Мама уже хотела позвонить в полицию и заявить об исчезновении своей несовершеннолетней дочери, но я уговорила ее немного подождать, пока неудобства уличной жизни не вернут сестру домой. Я убедила маму, что будет лучше, если Клара, пропустив несколько учебных недель, сама поймет, что такая жизнь не для нее, нежели ее вернут силой, вызвав настоящий бунт, которого все-таки хотелось избежать. В конце концов, Клара всегда была здравомыслящей, и этот ее период колебаний и неуверенности непременно прошел бы. Пошатавшись по улицам, она осознала бы все “прелести” своей независимости и вернулась бы домой, к прежней жизни обычной девчонки среднего класса, снова став милой, покладистой, прилежной и молчаливой, потому что, несмотря на время, проведенное с оборванцами, Клара любила каждый день принимать душ, мыть голову, менять одежду и спать на чистых простынях.
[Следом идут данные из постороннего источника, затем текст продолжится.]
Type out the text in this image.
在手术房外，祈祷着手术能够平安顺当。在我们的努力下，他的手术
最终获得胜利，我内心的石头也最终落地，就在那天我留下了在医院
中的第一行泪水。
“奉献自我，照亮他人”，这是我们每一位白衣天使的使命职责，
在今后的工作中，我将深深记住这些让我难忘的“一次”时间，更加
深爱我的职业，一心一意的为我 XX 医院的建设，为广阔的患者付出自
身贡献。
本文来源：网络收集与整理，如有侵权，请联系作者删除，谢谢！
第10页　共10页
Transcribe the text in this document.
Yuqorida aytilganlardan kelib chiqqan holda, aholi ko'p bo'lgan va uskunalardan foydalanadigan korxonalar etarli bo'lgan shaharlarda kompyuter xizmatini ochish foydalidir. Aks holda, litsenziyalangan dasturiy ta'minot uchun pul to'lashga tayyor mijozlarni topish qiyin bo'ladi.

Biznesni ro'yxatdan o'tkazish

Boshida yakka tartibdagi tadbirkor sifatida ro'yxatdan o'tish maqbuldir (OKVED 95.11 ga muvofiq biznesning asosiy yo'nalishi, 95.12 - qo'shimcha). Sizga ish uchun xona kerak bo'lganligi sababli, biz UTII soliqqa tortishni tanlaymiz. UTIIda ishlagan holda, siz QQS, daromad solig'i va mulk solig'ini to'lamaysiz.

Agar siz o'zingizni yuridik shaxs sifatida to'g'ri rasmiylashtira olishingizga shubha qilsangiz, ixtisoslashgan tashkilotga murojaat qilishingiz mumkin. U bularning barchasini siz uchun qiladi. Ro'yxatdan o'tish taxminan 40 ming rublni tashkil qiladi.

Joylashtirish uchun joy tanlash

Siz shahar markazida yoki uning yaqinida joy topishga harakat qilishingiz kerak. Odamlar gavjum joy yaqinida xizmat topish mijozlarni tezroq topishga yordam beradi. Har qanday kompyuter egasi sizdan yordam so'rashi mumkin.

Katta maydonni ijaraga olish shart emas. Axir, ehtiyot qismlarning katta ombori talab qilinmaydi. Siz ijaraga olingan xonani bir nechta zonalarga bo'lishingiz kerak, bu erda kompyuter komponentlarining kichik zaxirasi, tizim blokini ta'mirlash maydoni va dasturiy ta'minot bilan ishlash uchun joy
Я на сто процентов была уверена в том, что она ни с кем из них не переспала и не подцепила ни СПИД, ни сифилис, ни герпес. Я не могла представить ее валяющейся в кровати в обнимку с вонючим парнем с засаленной патлатой головой. Именно тогда мне в голову и пришла эта мысль, что Клара идет по жизни, как лучик света, вернее, как тень, потому что в то время она всегда была одета в черное и красила волосы в тот же цвет. Ее шевелюра была похожа на воронье крыло, но это была лишь уловка. Я вовсе не хочу сказать, что Клара обманывала кого-либо, разве что саму себя, да и то неосознанно. Она носила собачий ошейник, купленный в зоомагазине, и выбрила волосы на висках, но при желании могла прикрыть их оставшимися волосами. Сестра носила цепи, ботинки “Док Мартенс”, огромные стальные или латунные серьги-кольца, бросающиеся в глаза. Понимаешь, она постоянно меняла свой имидж, ни на чем не останавливаясь. Вызывающе-сумасбродные побрякушки, немыслимые стрижки и цвет волос, ужасающе мрачная одежда – все это было, но не было ни пирсинга, ни булавок, которые ее друзья втыкали себе в губы, носы, брови, соски, клиторы, мошонки. На руках, а иногда и на лице были татуировки, но не наколотые несмываемой краской, а хинные. Я не раз видела ее голой в ванной комнате, и то, что она спокойно раздевалась при мне, уже говорило, что ей нечего скрывать. Возможно, Клара и пробовала какой-нибудь наркотик (я тоже пробовала экстази, марихуану, и пару раз кокаин), но она никогда не вела себя, как наркоманка, ожидающая дозу, и если что-то вдруг изменилось, то это из-за меня.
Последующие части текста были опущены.